Allow VAI filters to use RGB32 rather than RGB48 - enabling much lower CPU usage

Sorry - this is going to be technical!.. :wink:
Currently the VAI filters require RGB48 inputs (so FFMPEG auto converts them) - but the conversion hasn’t been accelerated using ASM within FFMPEG - so it uses the standard C implementation - which is much slower. I’ve attempted to code an ASM converter myself for RGB48 but the architecture of swscale ffmpeg module (based on the VideoLan implementation) isn’t really suitable without a rewrite of the ASM libraries to support 16 bit output.
If the input of the filters supported RGB32 then we would get accelerated RGB conversion out-of-the-box using the existing FFMPEG code.

TLDR - The colour conversion processes in ffmpeg is slow due to the use of RGB48 in VAI. If RGB32 is used then we’d get a large decrease in CPU usage.

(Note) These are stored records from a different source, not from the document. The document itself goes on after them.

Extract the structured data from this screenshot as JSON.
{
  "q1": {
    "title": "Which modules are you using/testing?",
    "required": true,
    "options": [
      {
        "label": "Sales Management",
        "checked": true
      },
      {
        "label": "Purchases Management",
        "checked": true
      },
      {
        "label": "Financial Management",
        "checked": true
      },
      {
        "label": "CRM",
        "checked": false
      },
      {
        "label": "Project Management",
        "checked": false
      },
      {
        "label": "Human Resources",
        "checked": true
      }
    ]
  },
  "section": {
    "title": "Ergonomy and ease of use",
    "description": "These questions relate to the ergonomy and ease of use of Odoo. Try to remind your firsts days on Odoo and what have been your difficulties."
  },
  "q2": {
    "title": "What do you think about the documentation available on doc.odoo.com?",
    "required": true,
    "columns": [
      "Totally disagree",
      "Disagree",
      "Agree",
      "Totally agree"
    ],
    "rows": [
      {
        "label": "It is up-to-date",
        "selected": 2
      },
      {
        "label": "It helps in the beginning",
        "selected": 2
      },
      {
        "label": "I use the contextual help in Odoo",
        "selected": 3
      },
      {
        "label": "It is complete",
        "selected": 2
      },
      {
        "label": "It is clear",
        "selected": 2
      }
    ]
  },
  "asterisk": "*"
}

Interesting! Tagging @suraj to weigh in on this one.

4 Likes

This is an interesting request. Currently we just set the filter input to be RGB48 allowing 16bit per channel. Using RGB32 will restrict it to 8bit per channel. In most cases 8bit per channel should be fine but for high quality inputs this will cause a problem that needs to be handled.
Internally we do convert the RGB48 to RGB 32F for all the processing so the CPU usage will still be high due to the conversion.
Due to the second conversion last time I checked the performance difference between RGB48 and RGB32 was negligible.

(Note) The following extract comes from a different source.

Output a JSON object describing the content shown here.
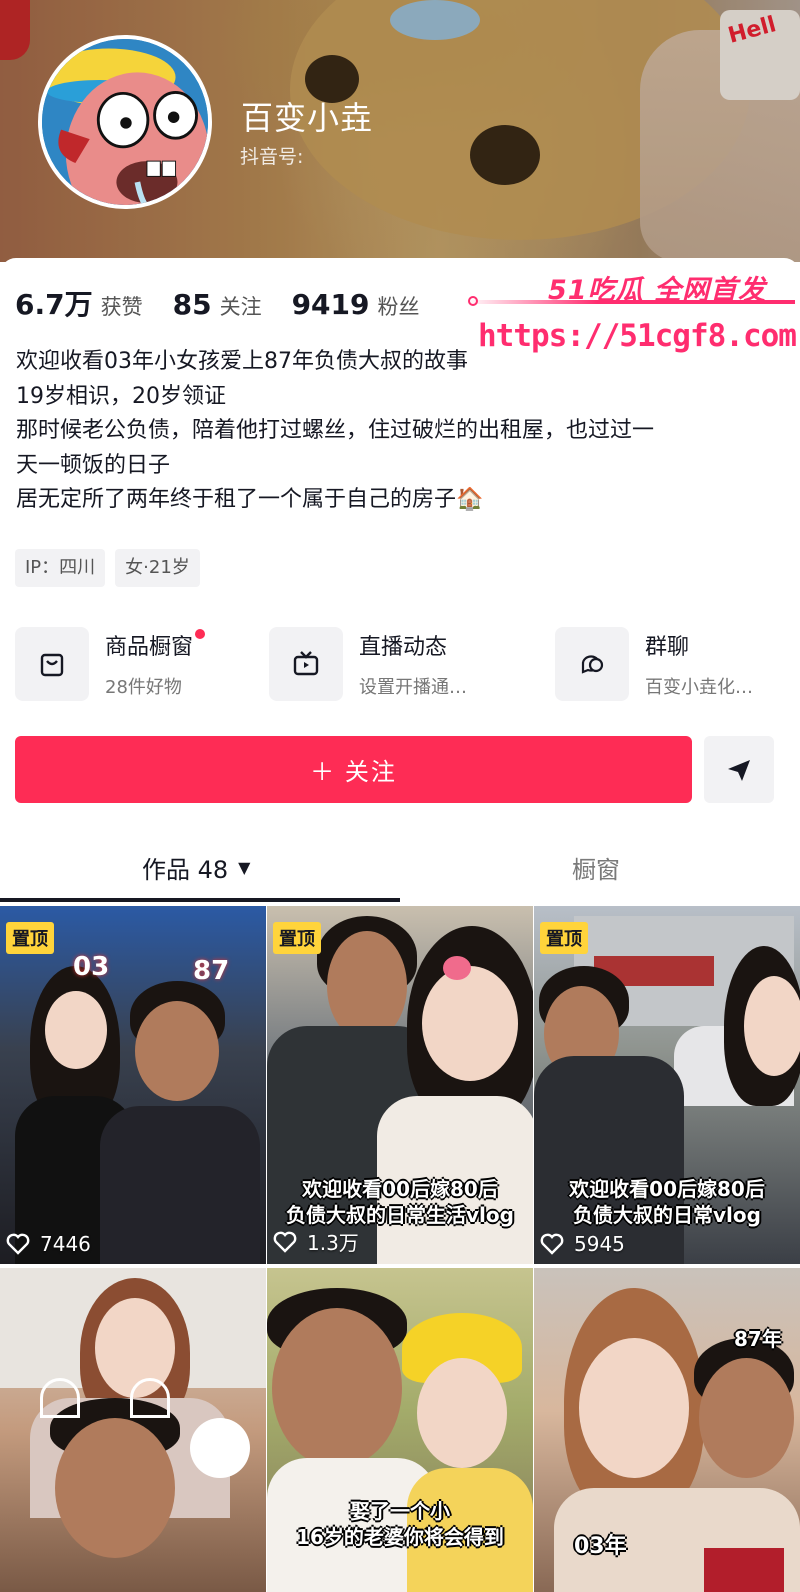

Since you are so knowledgeable you can look through the filter code here, let me know if you find more things that can be optimized.

3 Likes

Thank you for explaining the technical constraints and the rationale behind using RGB48. I understand the concerns about reducing the quality to 8bit per channel with RGB32 and the negligible performance difference you’ve observed.

However, I wonder if there might be scenarios where the conversion to RGB32 could still provide some advantages, particularly for those not requiring high-quality 16bit channels (particularly as you seem to be converting to RGBF32 anyway). Maybe a filter parameter could be used if there is a concern about a ā€˜colour downgrade’ from the existing configuration (defaulting RGB48)?

I’ve just ran a quick benchmark, taking VAI out of the equation completely - using ffmpeg to convert a sample video from YUV420 to both RGB32 and RGB48. I’ve taken some steps to try to remove any other factors (it’s not outputting to a file to prevent any I/O factors, nor is it using any compression, for example) - as you can see, RGB32 is about 25% faster than RGB48 - due to the use of ASM code in FFMPEG…

ffmpeg-gcc12-20230717.exe -i d:\input.mp4 -t 00:10:00 -pix_fmt rgb48 -f rawvideo -vcodec rawvideo -an NUL
frame=15000 fps=861 q=-0.0 Lsize=54801562kB time=00:09:59.96 bitrate=748273.9kbits/s speed=34.4x
ffmpeg-gcc12-20230717.exe -i d:\input.mp4 -t 00:10:00 -pix_fmt rgb32 -f rawvideo -vcodec rawvideo -an NUL
frame=15000 fps=1069 q=-0.0 Lsize=36534375kB time=00:09:59.96 bitrate=498849.3kbits/s speed=42.8x

So if the VAI filter took RGB32 as an input, then we’d get either faster processing time as the CPU cycles can be used for VAI, or lower power usage if the CUDA sub-system is the limiting factor as the CPU needs to do less work.

Something to mention here is that I’m running on a Intel CPU with SSSE3 (this is what provides the ASM performance gains) - and my ffmpeg build config isn’t disabling ASM.

Just wanted to make clear that I’m not an expert on any of this - just a geek with some time on my hands.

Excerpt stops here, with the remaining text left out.